CRE8AD8, which received contracts worth $39 million, specialized in wedding and event planning.

USDA personnel told the committee they did not contact the professional references bidders provided on their applications to confirm the bidder’s experience.

In the references section of Ben Holtz’ bid proposal, the contractor wrote: ‘I don’t have any.’

The panel also charged the vendors with contributing to ‘food waste’ by failing to provide timely deliveries, delivering food in unsafe packaging, and pressuring recipients to accept more food than they could reasonably distribute or store.

One nonprofit director said YEGG once delivered 2,500 more gallons of milk than planned, adding: ‘I had to pay for that refrigeration out of my own pocket.’

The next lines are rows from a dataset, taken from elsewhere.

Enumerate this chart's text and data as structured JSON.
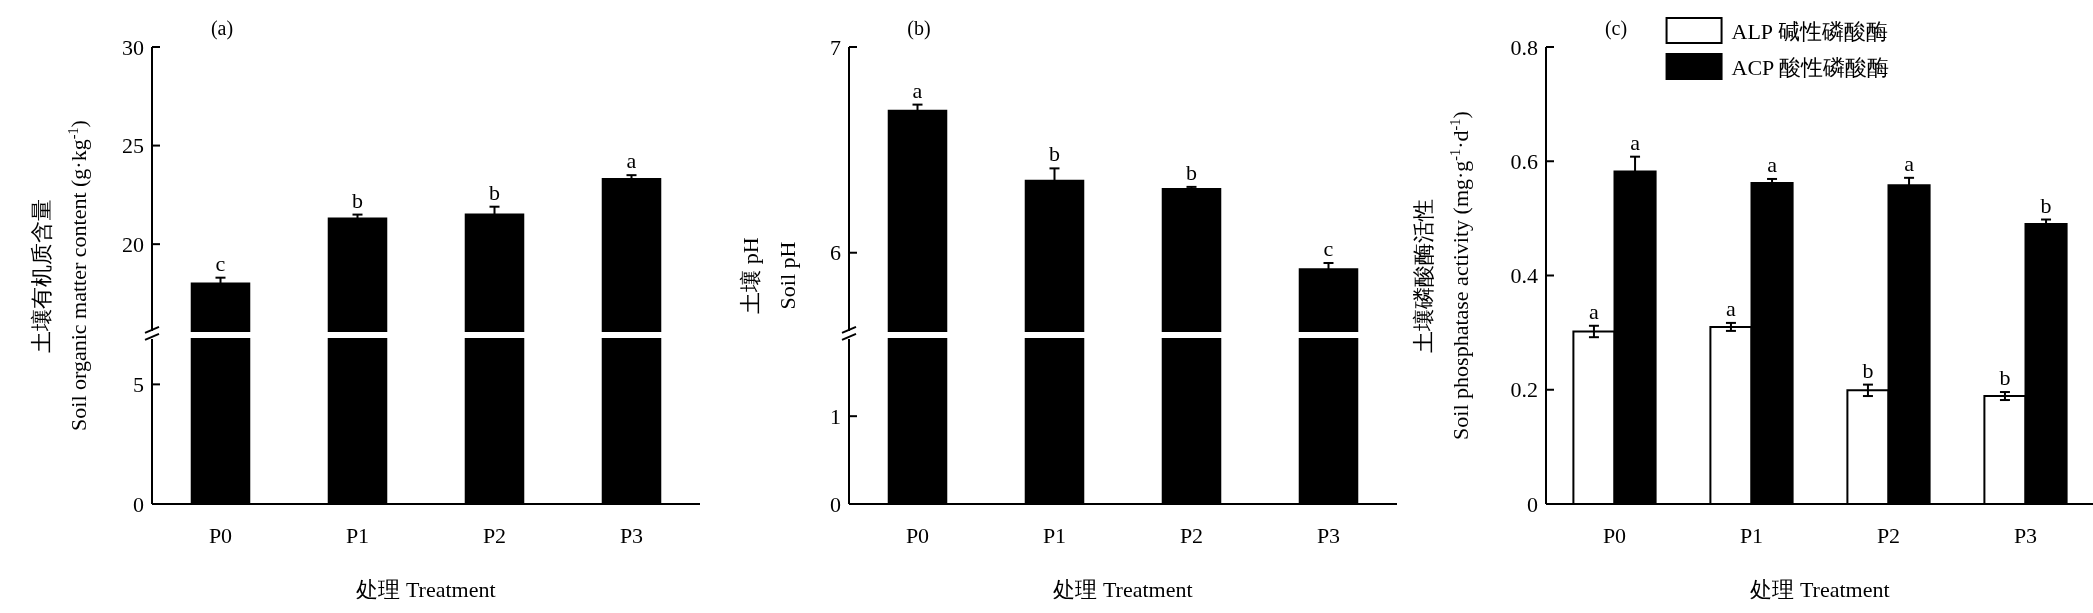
{
  "chart_data": [
    {
      "type": "bar",
      "title": "(a)",
      "ylabel": "土壤有机质含量\nSoil organic matter content (g·kg$^{-1}$)",
      "categories": [
        "P0",
        "P1",
        "P2",
        "P3"
      ],
      "values": [
        18.0,
        21.3,
        21.5,
        23.3
      ],
      "errors": [
        0.3,
        0.2,
        0.4,
        0.2
      ],
      "color": "#000000",
      "ylim": [
        15.6,
        30
      ],
      "yticks": [
        20,
        25,
        30
      ],
      "tick_labels": "y",
      "annotations": [
        {
          "text": "c",
          "x": "P0",
          "y": 18.0
        },
        {
          "text": "b",
          "x": "P1",
          "y": 21.3
        },
        {
          "text": "b",
          "x": "P2",
          "y": 21.5
        },
        {
          "text": "a",
          "x": "P3",
          "y": 23.3
        }
      ]
    },
    {
      "type": "bar",
      "xlabel": "处理 Treatment",
      "categories": [
        "P0",
        "P1",
        "P2",
        "P3"
      ],
      "values": [
        null,
        null,
        null,
        null
      ],
      "color": "#000000",
      "ylim": [
        0,
        6.9
      ],
      "yticks": [
        0,
        5
      ]
    },
    {
      "type": "bar",
      "title": "(b)",
      "ylabel": "土壤 pH\nSoil pH",
      "categories": [
        "P0",
        "P1",
        "P2",
        "P3"
      ],
      "values": [
        6.69,
        6.35,
        6.31,
        5.92
      ],
      "errors": [
        0.03,
        0.06,
        0.01,
        0.03
      ],
      "color": "#000000",
      "ylim": [
        5.62,
        7
      ],
      "yticks": [
        6,
        7
      ],
      "tick_labels": "y",
      "annotations": [
        {
          "text": "a",
          "x": "P0",
          "y": 6.69
        },
        {
          "text": "b",
          "x": "P1",
          "y": 6.35
        },
        {
          "text": "b",
          "x": "P2",
          "y": 6.31
        },
        {
          "text": "c",
          "x": "P3",
          "y": 5.92
        }
      ]
    },
    {
      "type": "bar",
      "xlabel": "处理 Treatment",
      "categories": [
        "P0",
        "P1",
        "P2",
        "P3"
      ],
      "values": [
        null,
        null,
        null,
        null
      ],
      "color": "#000000",
      "ylim": [
        0,
        1.88
      ],
      "yticks": [
        0,
        1
      ]
    },
    {
      "type": "bar",
      "title": "(c)",
      "xlabel": "处理 Treatment",
      "ylabel": "土壤磷酸酶活性\nSoil phosphatase activity (mg·g$^{-1}$·d$^{-1}$)",
      "categories": [
        "P0",
        "P1",
        "P2",
        "P3"
      ],
      "series": [
        {
          "name": "ALP 碱性磷酸酶",
          "color": "#ffffff",
          "values": [
            0.302,
            0.31,
            0.199,
            0.189
          ],
          "errors": [
            0.01,
            0.007,
            0.01,
            0.007
          ]
        },
        {
          "name": "ACP 酸性磷酸酶",
          "color": "#000000",
          "values": [
            0.582,
            0.562,
            0.558,
            0.49
          ],
          "errors": [
            0.026,
            0.007,
            0.013,
            0.008
          ]
        }
      ],
      "ylim": [
        0,
        0.8
      ],
      "yticks": [
        0,
        0.2,
        0.4,
        0.6,
        0.8
      ],
      "legend": "top",
      "annotations": [
        {
          "text": "a",
          "x": "P0",
          "y": 0.302
        },
        {
          "text": "a",
          "x": "P1",
          "y": 0.31
        },
        {
          "text": "b",
          "x": "P2",
          "y": 0.199
        },
        {
          "text": "b",
          "x": "P3",
          "y": 0.189
        },
        {
          "text": "a",
          "x": "P0",
          "y": 0.582
        },
        {
          "text": "a",
          "x": "P1",
          "y": 0.562
        },
        {
          "text": "a",
          "x": "P2",
          "y": 0.558
        },
        {
          "text": "b",
          "x": "P3",
          "y": 0.49
        }
      ]
    }
  ]
}
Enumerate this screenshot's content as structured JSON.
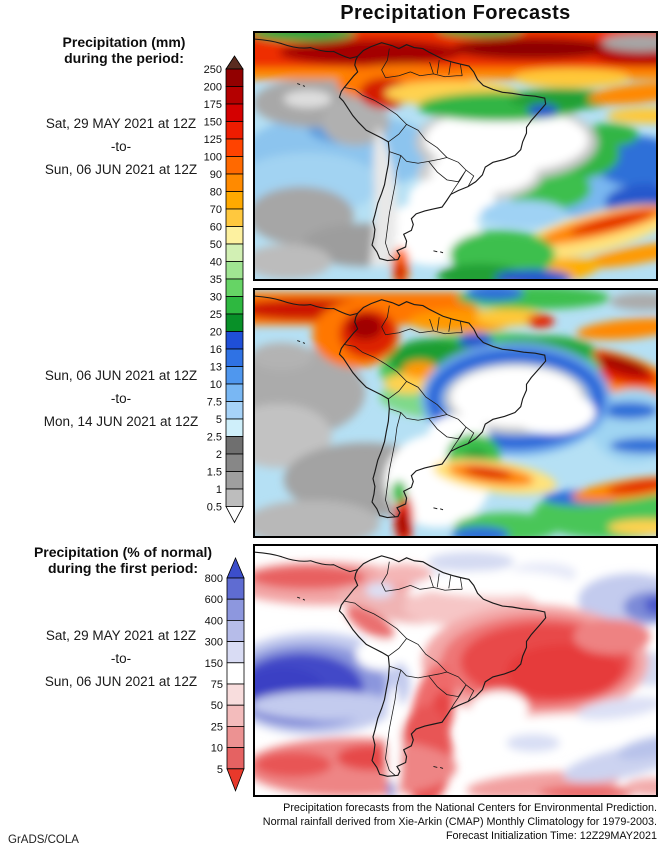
{
  "title": "Precipitation Forecasts",
  "left_column": {
    "mm_header": [
      "Precipitation (mm)",
      "during the period:"
    ],
    "period1": [
      "Sat, 29 MAY 2021 at 12Z",
      "-to-",
      "Sun, 06 JUN 2021 at 12Z"
    ],
    "period2": [
      "Sun, 06 JUN 2021 at 12Z",
      "-to-",
      "Mon, 14 JUN 2021 at 12Z"
    ],
    "pct_header": [
      "Precipitation (% of normal)",
      "during the first period:"
    ],
    "period3": [
      "Sat, 29 MAY 2021 at 12Z",
      "-to-",
      "Sun, 06 JUN 2021 at 12Z"
    ]
  },
  "colorbars": {
    "mm": {
      "ticks": [
        "250",
        "200",
        "175",
        "150",
        "125",
        "100",
        "90",
        "80",
        "70",
        "60",
        "50",
        "40",
        "35",
        "30",
        "25",
        "20",
        "16",
        "13",
        "10",
        "7.5",
        "5",
        "2.5",
        "2",
        "1.5",
        "1",
        "0.5"
      ],
      "segment_colors": [
        "#920000",
        "#b40000",
        "#d40000",
        "#ee1c00",
        "#ff4300",
        "#ff6900",
        "#ff8a00",
        "#ffa900",
        "#ffc83e",
        "#fdf1a0",
        "#d2f0b4",
        "#a0e592",
        "#66d465",
        "#2eb840",
        "#089028",
        "#1f4fd8",
        "#2f72e4",
        "#4f97ee",
        "#79b7f3",
        "#a7d3f8",
        "#cfeffa",
        "#6f6f6f",
        "#878787",
        "#9f9f9f",
        "#bdbdbd"
      ],
      "arrow_top": "#5a2c20",
      "arrow_bottom": "#ffffff"
    },
    "pct": {
      "ticks": [
        "800",
        "600",
        "400",
        "300",
        "150",
        "75",
        "50",
        "25",
        "10",
        "5"
      ],
      "segment_colors": [
        "#5f6cd2",
        "#8d97de",
        "#b6bce9",
        "#d9dcf4",
        "#ffffff",
        "#f8dddd",
        "#f3bcbc",
        "#ec9292",
        "#e56262"
      ],
      "arrow_top": "#3c4ecb",
      "arrow_bottom": "#e8392b"
    }
  },
  "footer": {
    "lines": [
      "Precipitation forecasts from the National Centers for Environmental Prediction.",
      "Normal rainfall derived from Xie-Arkin (CMAP) Monthly Climatology for 1979-2003.",
      "Forecast Initialization Time: 12Z29MAY2021"
    ],
    "credit": "GrADS/COLA"
  },
  "chart_data": [
    {
      "type": "heatmap",
      "panel": 1,
      "title": "Precipitation (mm)",
      "period": "Sat, 29 MAY 2021 at 12Z to Sun, 06 JUN 2021 at 12Z",
      "region": "South America",
      "units": "mm",
      "legend_ticks": [
        250,
        200,
        175,
        150,
        125,
        100,
        90,
        80,
        70,
        60,
        50,
        40,
        35,
        30,
        25,
        20,
        16,
        13,
        10,
        7.5,
        5,
        2.5,
        2,
        1.5,
        1,
        0.5
      ]
    },
    {
      "type": "heatmap",
      "panel": 2,
      "title": "Precipitation (mm)",
      "period": "Sun, 06 JUN 2021 at 12Z to Mon, 14 JUN 2021 at 12Z",
      "region": "South America",
      "units": "mm",
      "legend_ticks": [
        250,
        200,
        175,
        150,
        125,
        100,
        90,
        80,
        70,
        60,
        50,
        40,
        35,
        30,
        25,
        20,
        16,
        13,
        10,
        7.5,
        5,
        2.5,
        2,
        1.5,
        1,
        0.5
      ]
    },
    {
      "type": "heatmap",
      "panel": 3,
      "title": "Precipitation (% of normal)",
      "period": "Sat, 29 MAY 2021 at 12Z to Sun, 06 JUN 2021 at 12Z",
      "region": "South America",
      "units": "% of normal",
      "legend_ticks": [
        800,
        600,
        400,
        300,
        150,
        75,
        50,
        25,
        10,
        5
      ]
    }
  ]
}
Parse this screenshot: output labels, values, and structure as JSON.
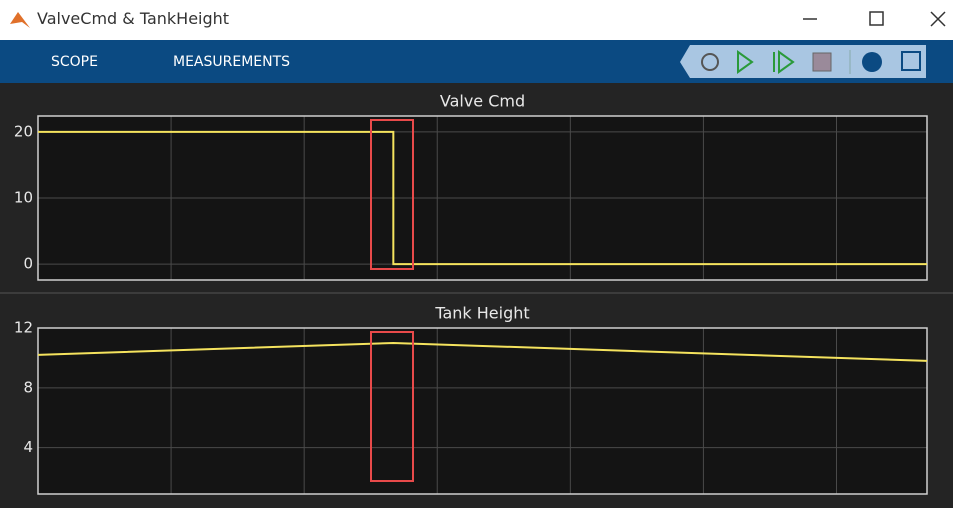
{
  "window": {
    "title": "ValveCmd &  TankHeight"
  },
  "tabs": [
    "SCOPE",
    "MEASUREMENTS"
  ],
  "chart_data": [
    {
      "type": "line",
      "title": "Valve Cmd",
      "x": [
        0,
        2.67,
        2.67,
        6.68
      ],
      "series": [
        {
          "name": "ValveCmd",
          "color": "#f5e35e",
          "values": [
            20,
            20,
            0,
            0
          ]
        }
      ],
      "xlim": [
        0,
        6.68
      ],
      "xticks": [
        0,
        1,
        2,
        3,
        4,
        5,
        6
      ],
      "ylim": [
        -2.4,
        22.4
      ],
      "yticks": [
        0,
        10,
        20
      ],
      "grid": true
    },
    {
      "type": "line",
      "title": "Tank Height",
      "x": [
        0,
        2.67,
        6.68
      ],
      "series": [
        {
          "name": "TankHeight",
          "color": "#f5e35e",
          "values": [
            10.2,
            11.0,
            9.8
          ]
        }
      ],
      "xlim": [
        0,
        6.68
      ],
      "xticks": [
        0,
        1,
        2,
        3,
        4,
        5,
        6
      ],
      "ylim": [
        0.9,
        12
      ],
      "yticks": [
        4,
        8,
        12
      ],
      "grid": true
    }
  ]
}
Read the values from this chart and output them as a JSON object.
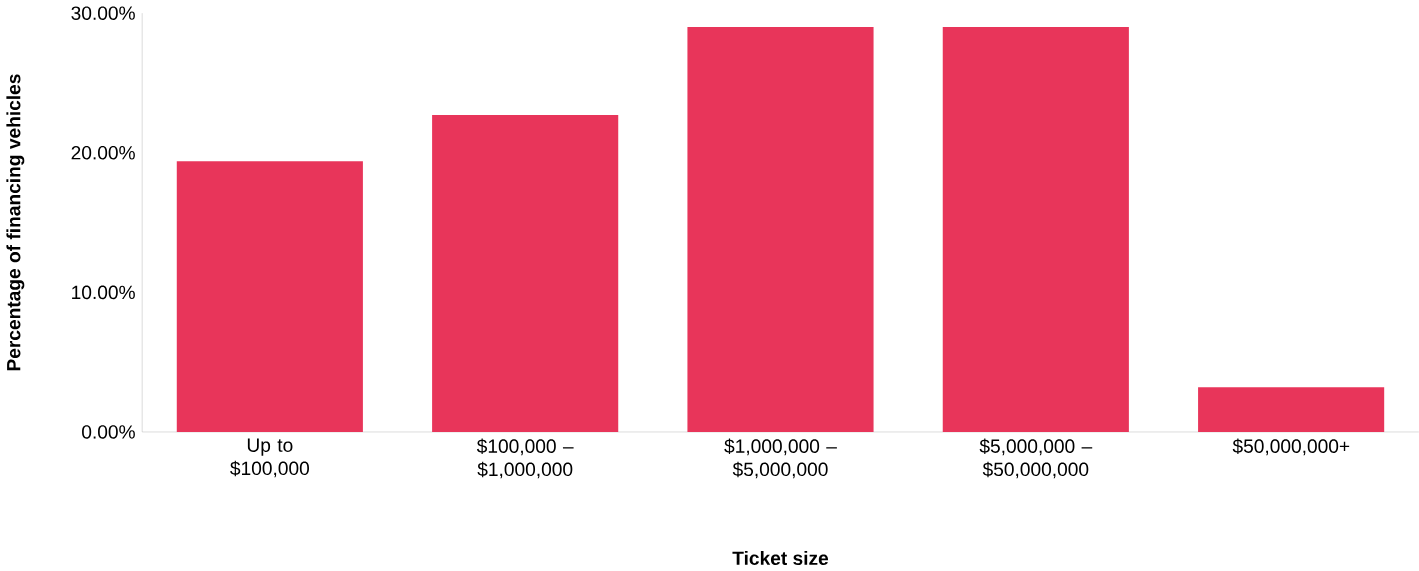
{
  "chart_data": {
    "type": "bar",
    "xlabel": "Ticket size",
    "ylabel": "Percentage of financing vehicles",
    "categories": [
      "Up to $100,000",
      "$100,000 – $1,000,000",
      "$1,000,000 – $5,000,000",
      "$5,000,000 – $50,000,000",
      "$50,000,000+"
    ],
    "values": [
      19.4,
      22.7,
      29.0,
      29.0,
      3.2
    ],
    "color": "#e8355a",
    "ylim": [
      0,
      30
    ],
    "yticks": [
      {
        "value": 0,
        "label": "0.00%"
      },
      {
        "value": 10,
        "label": "10.00%"
      },
      {
        "value": 20,
        "label": "20.00%"
      },
      {
        "value": 30,
        "label": "30.00%"
      }
    ],
    "grid": false
  }
}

Another recipient said of CRE8AD8: ‘They didn’t understand that you couldn’t send us bad food and expect us to take it.’

Recipient nonprofits also the panel that contractors delivered ‘rotten food and wet or collapsing boxes,’ provided large amounts of commercially packaged meat inappropriate for family consumption, or delivered produce at temperatures that presented a ‘food safety issue.’

Profits for the contractors were large.

CRE8AD8, which was ultimately paid $31.5 million in taxpayer funds, said its profits were between 10 and 25 percent – a total of $3.1 million to $7.75 million for one month of deliveries.

Yegg repeatedly charged taxpayers a 50 percent markup on the amount that is paid to a dairy for milk boxes, despite acting as little more than a middleman, the panel charged.